La llegada de una asistencia eléctrica sin baterías reescribe las reglas de la movilidad urbana. Esta propuesta, nacida en Orléans, transforma la energía del propio pedaleo en impulso inmediato y útil. Al eliminar la dependencia de la red, reduce residuos, ansiedad de carga y la complejidad de los mantenimientos. El resultado es una experiencia más ligera y coherente con ciudades que apuestan por la sostenibilidad.
Fin de la era de las baterías contaminantes
Las baterías de litio han permitido popularizar la bicicleta eléctrica, pero traen costes ambientales difíciles de ignorar. Su reciclaje es complejo, dependen de materiales críticos y acortan su vida con los ciclos de uso. Al prescindir de ellas, se abre una vía más limpia hacia una micromovilidad menos dependiente de la extracción.
Cómo funciona la asistencia sin batería
El sistema de la PI-POP almacena la energía en supercondensadores que aceptan cargas y descargas muy rápidas. Cada golpe de pedal alimenta un “depósito” que entrega apoyo cuando más se necesita. La electrónica de control decide cuánta potencia liberar para un arranque fluido o una cuesta exigente. Todo ocurre al instante, sin enchufes ni menús de carga.

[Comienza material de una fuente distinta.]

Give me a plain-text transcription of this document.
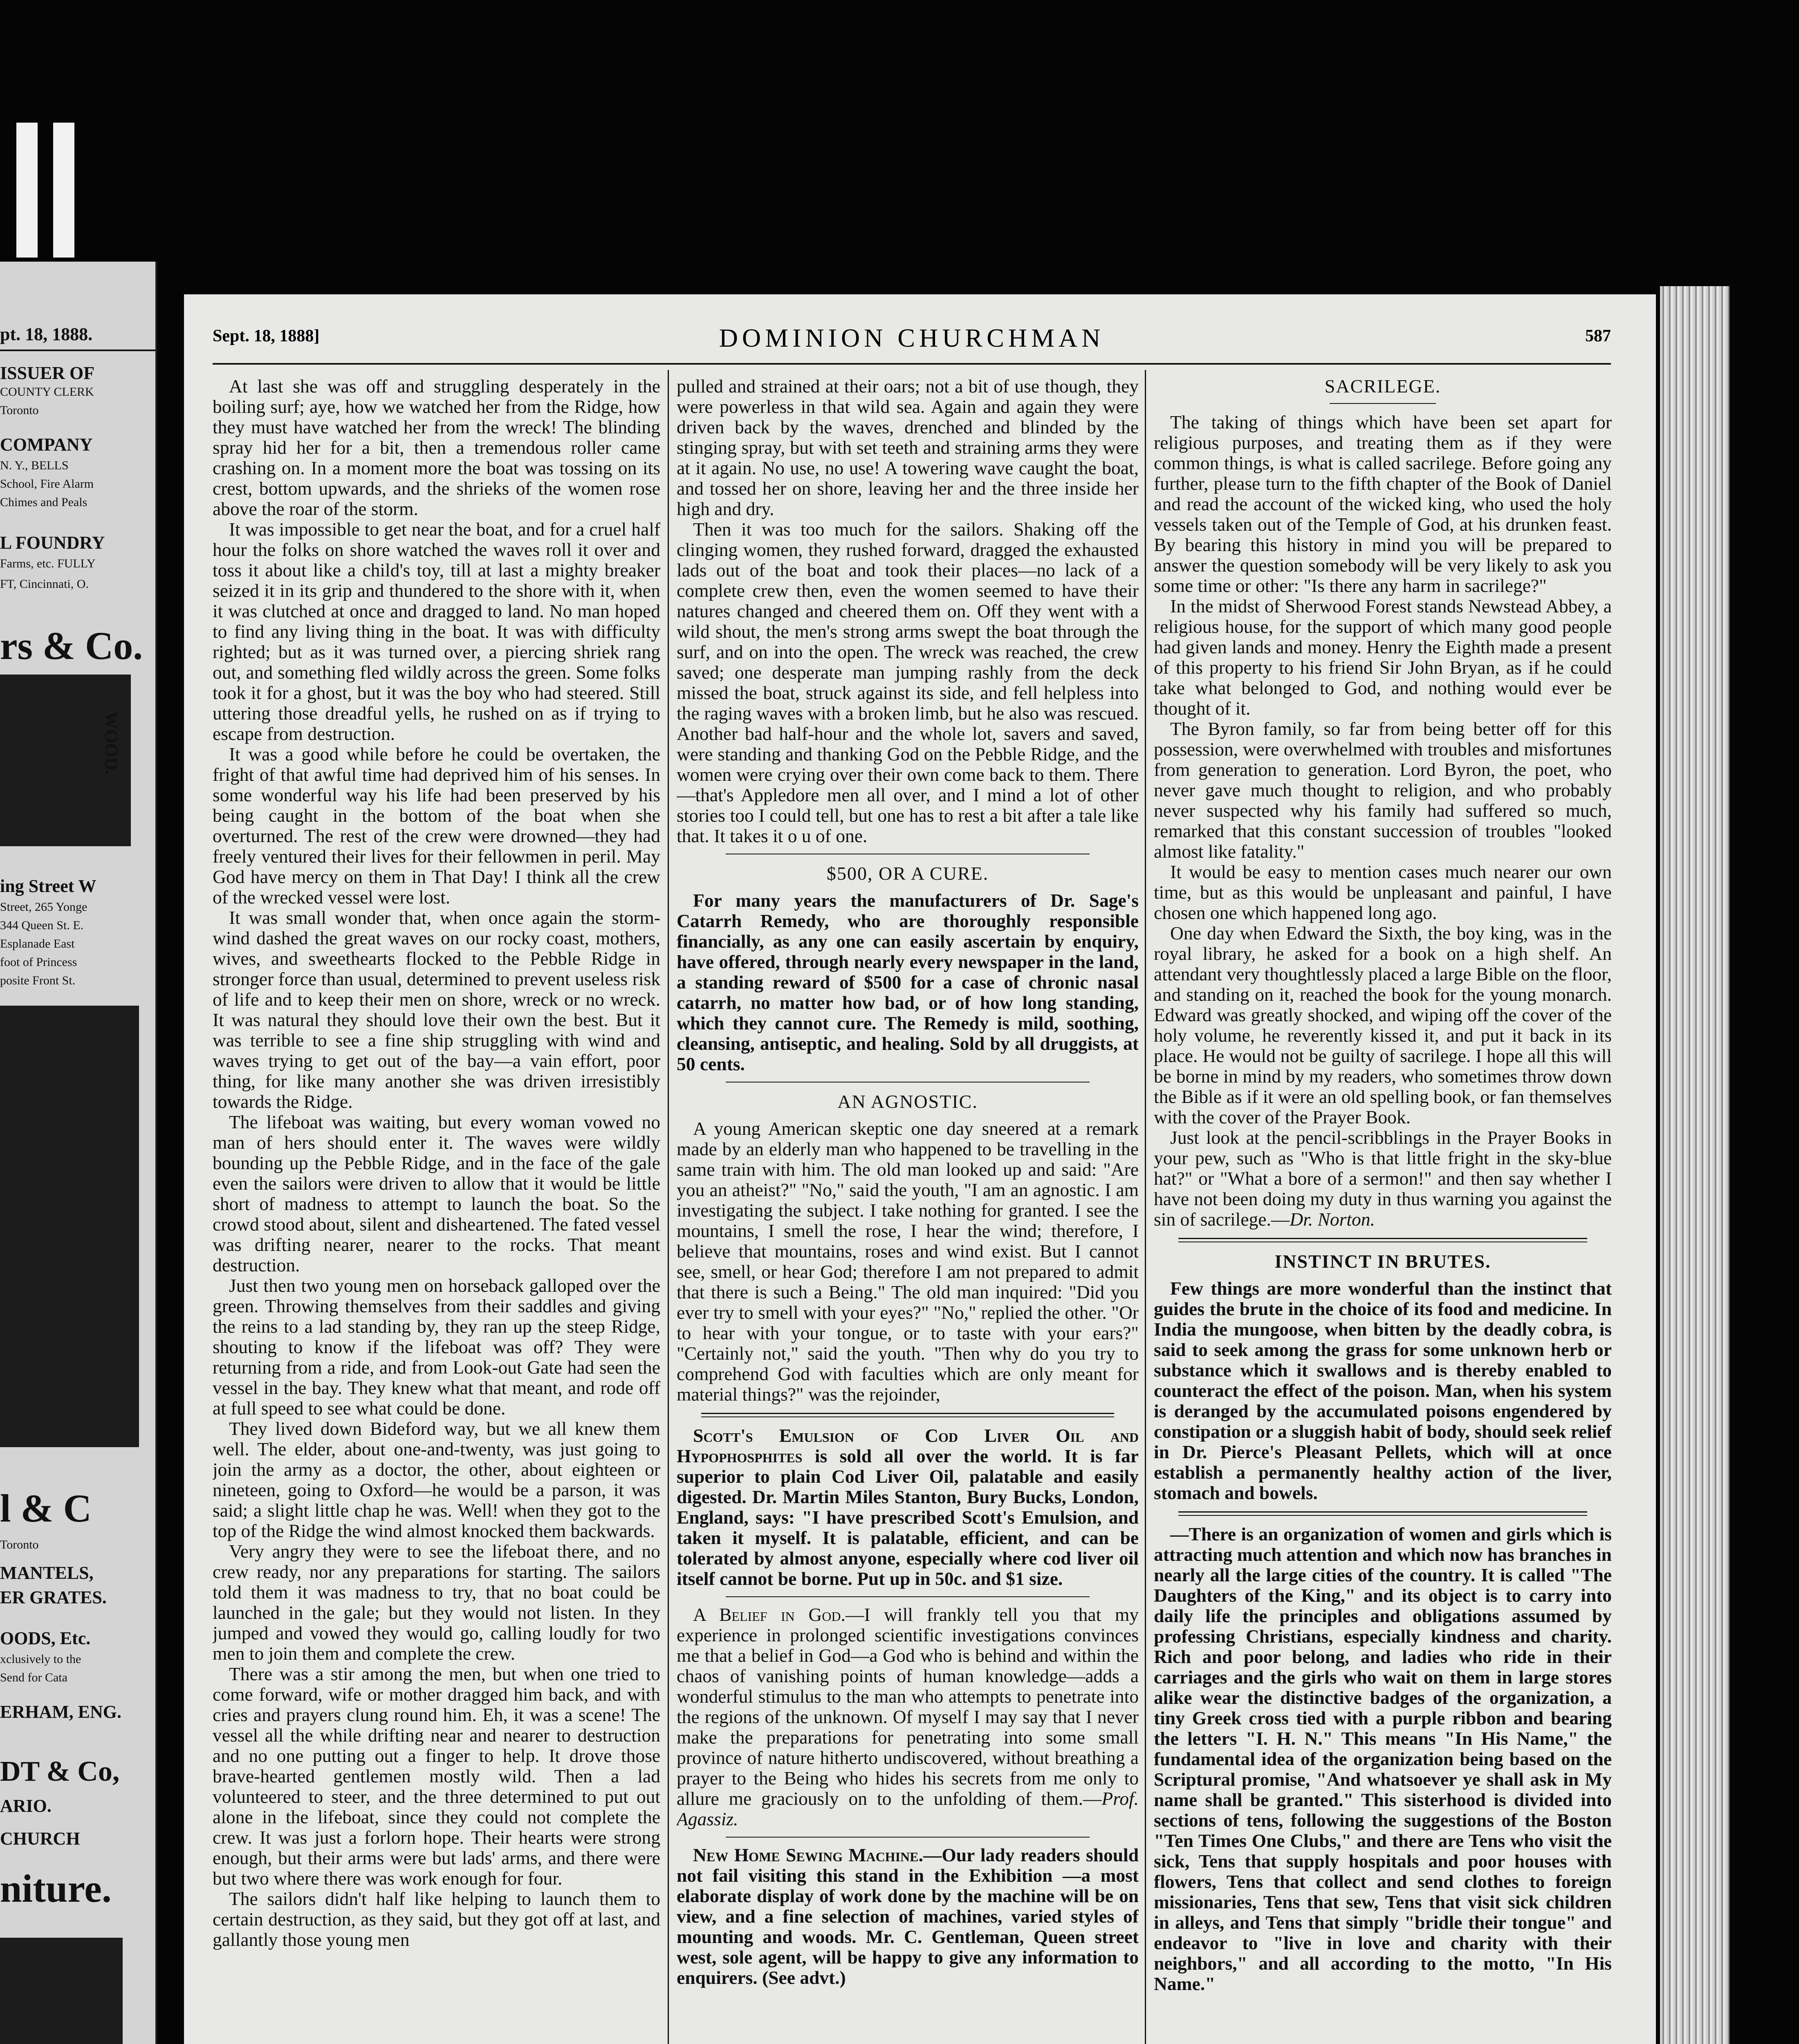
pt. 18, 1888.
ISSUER OF
COUNTY CLERK
Toronto
COMPANY
N. Y., BELLS
School, Fire Alarm
Chimes and Peals
L FOUNDRY
Farms, etc. FULLY
FT, Cincinnati, O.
rs & Co.
WOOD.
ing Street W
Street, 265 Yonge
344 Queen St. E.
Esplanade East
foot of Princess
posite Front St.
l & C
Toronto
MANTELS,
ER GRATES.
OODS, Etc.
xclusively to the
Send for Cata
ERHAM, ENG.
DT & Co,
ARIO.
CHURCH
niture.
Sept. 18, 1888]	DOMINION CHURCHMAN	587

At last she was off and struggling desperately in the boiling surf; aye, how we watched her from the Ridge, how they must have watched her from the wreck! The blinding spray hid her for a bit, then a tremendous roller came crashing on. In a moment more the boat was tossing on its crest, bottom upwards, and the shrieks of the women rose above the roar of the storm.

It was impossible to get near the boat, and for a cruel half hour the folks on shore watched the waves roll it over and toss it about like a child's toy, till at last a mighty breaker seized it in its grip and thundered to the shore with it, when it was clutched at once and dragged to land. No man hoped to find any living thing in the boat. It was with difficulty righted; but as it was turned over, a piercing shriek rang out, and something fled wildly across the green. Some folks took it for a ghost, but it was the boy who had steered. Still uttering those dreadful yells, he rushed on as if trying to escape from destruction.

It was a good while before he could be overtaken, the fright of that awful time had deprived him of his senses. In some wonderful way his life had been preserved by his being caught in the bottom of the boat when she overturned. The rest of the crew were drowned—they had freely ventured their lives for their fellowmen in peril. May God have mercy on them in That Day! I think all the crew of the wrecked vessel were lost.

It was small wonder that, when once again the storm-wind dashed the great waves on our rocky coast, mothers, wives, and sweethearts flocked to the Pebble Ridge in stronger force than usual, determined to prevent useless risk of life and to keep their men on shore, wreck or no wreck. It was natural they should love their own the best. But it was terrible to see a fine ship struggling with wind and waves trying to get out of the bay—a vain effort, poor thing, for like many another she was driven irresistibly towards the Ridge.

The lifeboat was waiting, but every woman vowed no man of hers should enter it. The waves were wildly bounding up the Pebble Ridge, and in the face of the gale even the sailors were driven to allow that it would be little short of madness to attempt to launch the boat. So the crowd stood about, silent and disheartened. The fated vessel was drifting nearer, nearer to the rocks. That meant destruction.

Just then two young men on horseback galloped over the green. Throwing themselves from their saddles and giving the reins to a lad standing by, they ran up the steep Ridge, shouting to know if the lifeboat was off? They were returning from a ride, and from Look-out Gate had seen the vessel in the bay. They knew what that meant, and rode off at full speed to see what could be done.

They lived down Bideford way, but we all knew them well. The elder, about one-and-twenty, was just going to join the army as a doctor, the other, about eighteen or nineteen, going to Oxford—he would be a parson, it was said; a slight little chap he was. Well! when they got to the top of the Ridge the wind almost knocked them backwards.

Very angry they were to see the lifeboat there, and no crew ready, nor any preparations for starting. The sailors told them it was madness to try, that no boat could be launched in the gale; but they would not listen. In they jumped and vowed they would go, calling loudly for two men to join them and complete the crew.

There was a stir among the men, but when one tried to come forward, wife or mother dragged him back, and with cries and prayers clung round him. Eh, it was a scene! The vessel all the while drifting near and nearer to destruction and no one putting out a finger to help. It drove those brave-hearted gentlemen mostly wild. Then a lad volunteered to steer, and the three determined to put out alone in the lifeboat, since they could not complete the crew. It was just a forlorn hope. Their hearts were strong enough, but their arms were but lads' arms, and there were but two where there was work enough for four.

The sailors didn't half like helping to launch them to certain destruction, as they said, but they got off at last, and gallantly those young men

pulled and strained at their oars; not a bit of use though, they were powerless in that wild sea. Again and again they were driven back by the waves, drenched and blinded by the stinging spray, but with set teeth and straining arms they were at it again. No use, no use! A towering wave caught the boat, and tossed her on shore, leaving her and the three inside her high and dry.

Then it was too much for the sailors. Shaking off the clinging women, they rushed forward, dragged the exhausted lads out of the boat and took their places—no lack of a complete crew then, even the women seemed to have their natures changed and cheered them on. Off they went with a wild shout, the men's strong arms swept the boat through the surf, and on into the open. The wreck was reached, the crew saved; one desperate man jumping rashly from the deck missed the boat, struck against its side, and fell helpless into the raging waves with a broken limb, but he also was rescued. Another bad half-hour and the whole lot, savers and saved, were standing and thanking God on the Pebble Ridge, and the women were crying over their own come back to them. There—that's Appledore men all over, and I mind a lot of other stories too I could tell, but one has to rest a bit after a tale like that. It takes it o u of one.

$500, OR A CURE.

For many years the manufacturers of Dr. Sage's Catarrh Remedy, who are thoroughly responsible financially, as any one can easily ascertain by enquiry, have offered, through nearly every newspaper in the land, a standing reward of $500 for a case of chronic nasal catarrh, no matter how bad, or of how long standing, which they cannot cure. The Remedy is mild, soothing, cleansing, antiseptic, and healing. Sold by all druggists, at 50 cents.

AN AGNOSTIC.

A young American skeptic one day sneered at a remark made by an elderly man who happened to be travelling in the same train with him. The old man looked up and said: "Are you an atheist?" "No," said the youth, "I am an agnostic. I am investigating the subject. I take nothing for granted. I see the mountains, I smell the rose, I hear the wind; therefore, I believe that mountains, roses and wind exist. But I cannot see, smell, or hear God; therefore I am not prepared to admit that there is such a Being." The old man inquired: "Did you ever try to smell with your eyes?" "No," replied the other. "Or to hear with your tongue, or to taste with your ears?" "Certainly not," said the youth. "Then why do you try to comprehend God with faculties which are only meant for material things?" was the rejoinder,

Scott's Emulsion of Cod Liver Oil and Hypophosphites is sold all over the world. It is far superior to plain Cod Liver Oil, palatable and easily digested. Dr. Martin Miles Stanton, Bury Bucks, London, England, says: "I have prescribed Scott's Emulsion, and taken it myself. It is palatable, efficient, and can be tolerated by almost anyone, especially where cod liver oil itself cannot be borne. Put up in 50c. and $1 size.

A Belief in God.—I will frankly tell you that my experience in prolonged scientific investigations convinces me that a belief in God—a God who is behind and within the chaos of vanishing points of human knowledge—adds a wonderful stimulus to the man who attempts to penetrate into the regions of the unknown. Of myself I may say that I never make the preparations for penetrating into some small province of nature hitherto undiscovered, without breathing a prayer to the Being who hides his secrets from me only to allure me graciously on to the unfolding of them.—Prof. Agassiz.

New Home Sewing Machine.—Our lady readers should not fail visiting this stand in the Exhibition —a most elaborate display of work done by the machine will be on view, and a fine selection of machines, varied styles of mounting and woods. Mr. C. Gentleman, Queen street west, sole agent, will be happy to give any information to enquirers. (See advt.)

SACRILEGE.

The taking of things which have been set apart for religious purposes, and treating them as if they were common things, is what is called sacrilege. Before going any further, please turn to the fifth chapter of the Book of Daniel and read the account of the wicked king, who used the holy vessels taken out of the Temple of God, at his drunken feast. By bearing this history in mind you will be prepared to answer the question somebody will be very likely to ask you some time or other: "Is there any harm in sacrilege?"

In the midst of Sherwood Forest stands Newstead Abbey, a religious house, for the support of which many good people had given lands and money. Henry the Eighth made a present of this property to his friend Sir John Bryan, as if he could take what belonged to God, and nothing would ever be thought of it.

The Byron family, so far from being better off for this possession, were overwhelmed with troubles and misfortunes from generation to generation. Lord Byron, the poet, who never gave much thought to religion, and who probably never suspected why his family had suffered so much, remarked that this constant succession of troubles "looked almost like fatality."

It would be easy to mention cases much nearer our own time, but as this would be unpleasant and painful, I have chosen one which happened long ago.

One day when Edward the Sixth, the boy king, was in the royal library, he asked for a book on a high shelf. An attendant very thoughtlessly placed a large Bible on the floor, and standing on it, reached the book for the young monarch. Edward was greatly shocked, and wiping off the cover of the holy volume, he reverently kissed it, and put it back in its place. He would not be guilty of sacrilege. I hope all this will be borne in mind by my readers, who sometimes throw down the Bible as if it were an old spelling book, or fan themselves with the cover of the Prayer Book.

Just look at the pencil-scribblings in the Prayer Books in your pew, such as "Who is that little fright in the sky-blue hat?" or "What a bore of a sermon!" and then say whether I have not been doing my duty in thus warning you against the sin of sacrilege.—Dr. Norton.

INSTINCT IN BRUTES.

Few things are more wonderful than the instinct that guides the brute in the choice of its food and medicine. In India the mungoose, when bitten by the deadly cobra, is said to seek among the grass for some unknown herb or substance which it swallows and is thereby enabled to counteract the effect of the poison. Man, when his system is deranged by the accumulated poisons engendered by constipation or a sluggish habit of body, should seek relief in Dr. Pierce's Pleasant Pellets, which will at once establish a permanently healthy action of the liver, stomach and bowels.

—There is an organization of women and girls which is attracting much attention and which now has branches in nearly all the large cities of the country. It is called "The Daughters of the King," and its object is to carry into daily life the principles and obligations assumed by professing Christians, especially kindness and charity. Rich and poor belong, and ladies who ride in their carriages and the girls who wait on them in large stores alike wear the distinctive badges of the organization, a tiny Greek cross tied with a purple ribbon and bearing the letters "I. H. N." This means "In His Name," the fundamental idea of the organization being based on the Scriptural promise, "And whatsoever ye shall ask in My name shall be granted." This sisterhood is divided into sections of tens, following the suggestions of the Boston "Ten Times One Clubs," and there are Tens who visit the sick, Tens that supply hospitals and poor houses with flowers, Tens that collect and send clothes to foreign missionaries, Tens that sew, Tens that visit sick children in alleys, and Tens that simply "bridle their tongue" and endeavor to "live in love and charity with their neighbors," and all according to the motto, "In His Name."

“Son las primeras bicicletas eléctricas que necesitan… solo de ti”.
La sensación al rodar
La bicicleta responde con una ayuda progresiva que amplifica tu esfuerzo sin romper el ritmo. En semáforos y pendientes, la entrega es suave, sin tirones ni picos de potencia. Los supercondensadores añaden estabilidad y un carácter más natural que evita el efecto “todo o nada”.
Supercondensadores, el corazón de la innovación
A diferencia de una batería, los supercondensadores sufren menos con los ciclos de carga. No requieren metales raros para su fabricación y presumen de una vida útil notablemente larga. El conjunto es más robusto y reduce la necesidad de reemplazos a medio plazo.
Materiales y circularidad
Los módulos combinan carbono, aluminio, celulosa y polímeros fáciles de reciclar. Al simplificar la cadena de suministro, disminuye el impacto asociado a la minería de litio. Menos residuos, más durabilidad y una economía verdaderamente circular.
Ventajas clave para el usuario
- Asistencia siempre disponible sin depender de la **red** ni de enchufes de **carga**.
- Vida útil del sistema de almacenamiento de **10** a 15 años con degradación muy **lenta**.
- Menor dependencia de materiales **críticos** y procesos con alto costo **ambiental**.
- Mantenimiento más **sencillo** y menos incidencias por ciclos de **uso**.
- Recarga instantánea con el propio **pedaleo**, ideal para trayectos **cortos**.
- Conducción más **natural** y asistencia progresiva en **cuestas**.
Coste y vida útil
El precio se sitúa en torno a 2.450 euros, algo superior a modelos de entrada con batería. La diferencia se compensa con un sistema que dura de 10 a 15 años frente a los 3–5 habituales del litio. En coste total de propiedad, la balanza puede volcar hacia una opción más estable y predecible a largo plazo.
Rendimiento y uso urbano
En ciudad, la entrega instantánea brilla entre paradas y arranques repetidos del tráfico diario. Se reduce la fatiga sin perder sensación de control, y el pedaleo sigue siendo el verdadero protagonista. La ausencia de gestión de carga elimina la ansiedad de la autonomía y del enchufe.
Impacto ambiental positivo
Sin baterías, disminuyen los riesgos de residuos peligrosos y la complejidad del reciclaje. La fabricación con materiales comunes simplifica la logística y corta emisiones en la cadena de valor. La mayor durabilidad implica menos reemplazos y menos desechos en el tiempo de uso.
Retos y próximos pasos
Queda margen para mejorar el apoyo en rutas largas o en escenarios con pendientes muy prolongadas. La electrónica de control seguirá afinando la gestión de energía para ampliar usos y mercados. Con mejores infraestructuras ciclistas, la adopción podría acelerarse de manera significativa.
Un nuevo paradigma para la ciudad
Este enfoque rediseña la asistencia desde la simplicidad y la eficiencia al servicio de la gente. Pedaleas, almacenas y avanzas, sin enchufes ni esperas, con una movilidad más activa y saludable. La bicicleta que depende de tu energía marca un antes y un después en la micromovilidad sostenible.